A study of poor labourers in Indonesia found that fishermen are particularly vulnerable to income fluctuations. Researchers discovered that regular monsoon seasons and subsequent storms prevent fishermen from working in some sections of the archipelago for months. Local crime lords and full-time pirates have taken advantage of fishermen’s economic misery and recruited from this underemployed labour pool. Today, Indonesia is at the epicentre of a global piracy wave that costs shipping corporations billions annually.
This idea of economic pressures driving fishermen to commit crimes fits into the economic view of crime as a rational act. Although average fishing conditions in Indonesia have been steadily declining over the last decade, the effect is not significant enough to explain the recent rise in piracy since 2009. Some other more substantial issue is driving most of the increase in attacks. Therefore, the increasing piracy problem in Indonesia cannot be blamed solely on climate change.
Climate change has the potential to be disruptive and is best viewed as a global danger multiplier. However, its intrinsic capacity to destabilize nations and cause conflict and strife makes it an international security challenge. Climate-related crises shift the balance of strategic interests by introducing new imperatives, many of which appear in the maritime domain. These include steps to defend against sea-level rise, humanitarian assistance activities in coastal areas, and the prevention of trans-regional migration, among other things.

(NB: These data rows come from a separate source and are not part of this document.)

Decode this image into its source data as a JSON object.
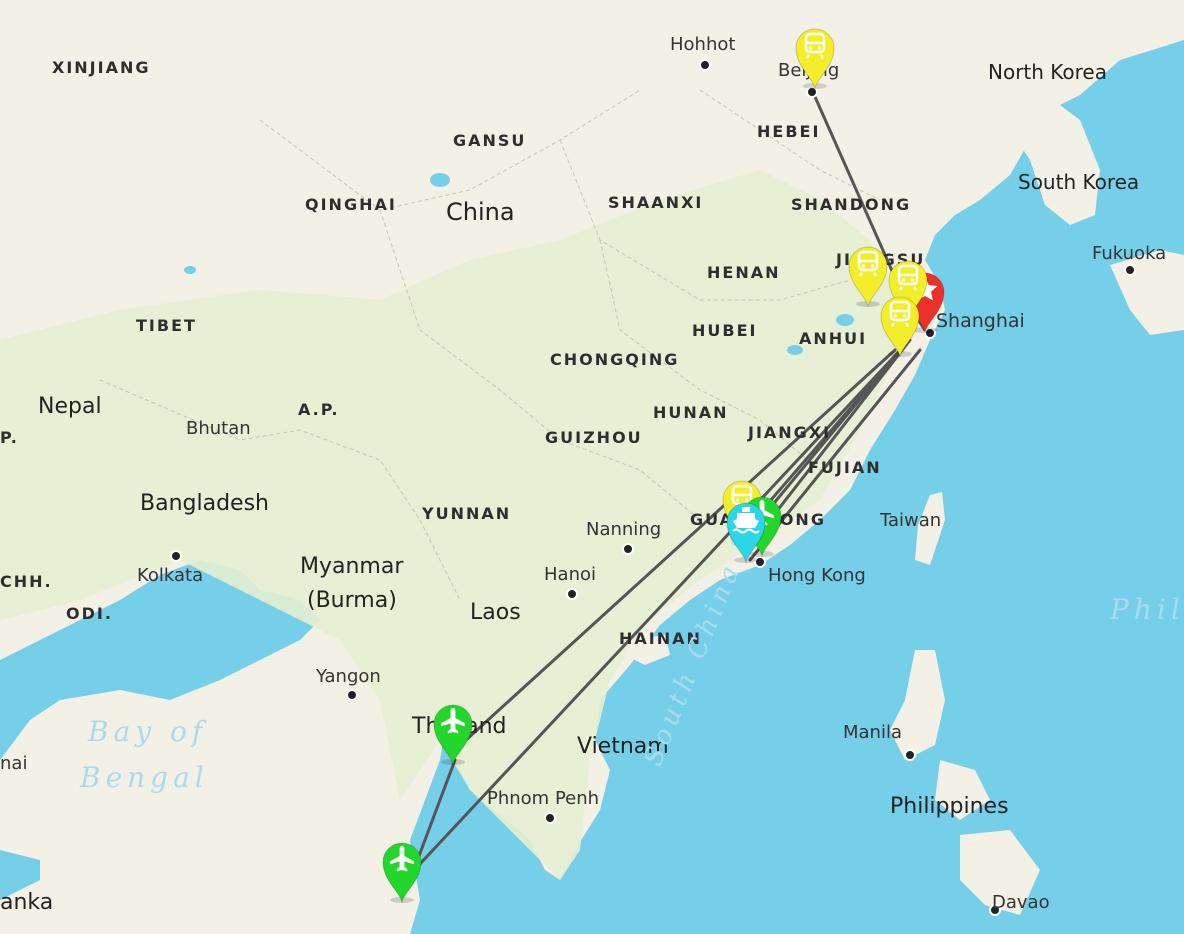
{
  "map": {
    "colors": {
      "water": "#76cfe8",
      "land": "#f3f0e6",
      "green_land": "#e7efd2",
      "route": "#555555",
      "marker_train": "#f4ee2a",
      "marker_flight": "#22d62c",
      "marker_ferry": "#2ad6e8",
      "marker_origin": "#e8322a"
    },
    "labels": {
      "xinjiang": "XINJIANG",
      "hohhot": "Hohhot",
      "beijing": "Beijing",
      "north_korea": "North Korea",
      "gansu": "GANSU",
      "hebei": "HEBEI",
      "south_korea": "South Korea",
      "qinghai": "QINGHAI",
      "china": "China",
      "shaanxi": "SHAANXI",
      "shandong": "SHANDONG",
      "fukuoka": "Fukuoka",
      "henan": "HENAN",
      "jiangsu": "JIANGSU",
      "tibet": "TIBET",
      "hubei": "HUBEI",
      "anhui": "ANHUI",
      "shanghai": "Shanghai",
      "chongqing": "CHONGQING",
      "nepal": "Nepal",
      "ap": "A.P.",
      "p": "P.",
      "bhutan": "Bhutan",
      "hunan": "HUNAN",
      "guizhou": "GUIZHOU",
      "jiangxi": "JIANGXI",
      "fujian": "FUJIAN",
      "bangladesh": "Bangladesh",
      "yunnan": "YUNNAN",
      "guangdong": "GUANGDONG",
      "taiwan": "Taiwan",
      "nanning": "Nanning",
      "myanmar1": "Myanmar",
      "myanmar2": "(Burma)",
      "kolkata": "Kolkata",
      "chh": "CHH.",
      "hanoi": "Hanoi",
      "hong_kong": "Hong Kong",
      "odi": "ODI.",
      "laos": "Laos",
      "hainan": "HAINAN",
      "philippines_sea": "Phil",
      "yangon": "Yangon",
      "south_china_sea": "South China Sea",
      "bay1": "Bay of",
      "bay2": "Bengal",
      "thailand": "Thailand",
      "manila": "Manila",
      "vietnam": "Vietnam",
      "nai": "nai",
      "phnom_penh": "Phnom Penh",
      "philippines": "Philippines",
      "lanka": "anka",
      "davao": "Davao"
    },
    "markers": [
      {
        "id": "beijing-train",
        "type": "train",
        "icon": "train-icon"
      },
      {
        "id": "nanjing-train",
        "type": "train",
        "icon": "train-icon"
      },
      {
        "id": "shanghai-origin",
        "type": "origin",
        "icon": "star-icon"
      },
      {
        "id": "suzhou-train",
        "type": "train",
        "icon": "train-icon"
      },
      {
        "id": "shanghai-train",
        "type": "train",
        "icon": "train-icon"
      },
      {
        "id": "guangzhou-train",
        "type": "train",
        "icon": "train-icon"
      },
      {
        "id": "guangzhou-flight",
        "type": "flight",
        "icon": "airplane-icon"
      },
      {
        "id": "hongkong-ferry",
        "type": "ferry",
        "icon": "ferry-icon"
      },
      {
        "id": "bangkok-flight",
        "type": "flight",
        "icon": "airplane-icon"
      },
      {
        "id": "phuket-flight",
        "type": "flight",
        "icon": "airplane-icon"
      }
    ]
  }
}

In the complex web of global challenges, the intertwining of climate change and maritime piracy stands out as a stark example of unforeseen consequences. As our planet undergoes environmental shifts, the repercussions aren’t limited to just natural landscapes; they cascade onto human societies, reshaping livelihoods and behaviors. The decline in fish stocks, coastal erosion, and intensified resource competition, driven by changing climatic patterns, serve as catalysts pushing vulnerable populations towards illicit activities like piracy.
As new navigation routes emerge and maritime security is challenged by unpredictable weather patterns, the safety of global shipping lanes comes into question. Therefore, addressing the root causes of climate change isn’t just about safeguarding our environment—it’s also crucial for ensuring maritime security and the socio-economic stability of coastal communities. In navigating the turbulent waters of the future, a holistic approach that integrates environmental, economic, and security strategies will be paramount.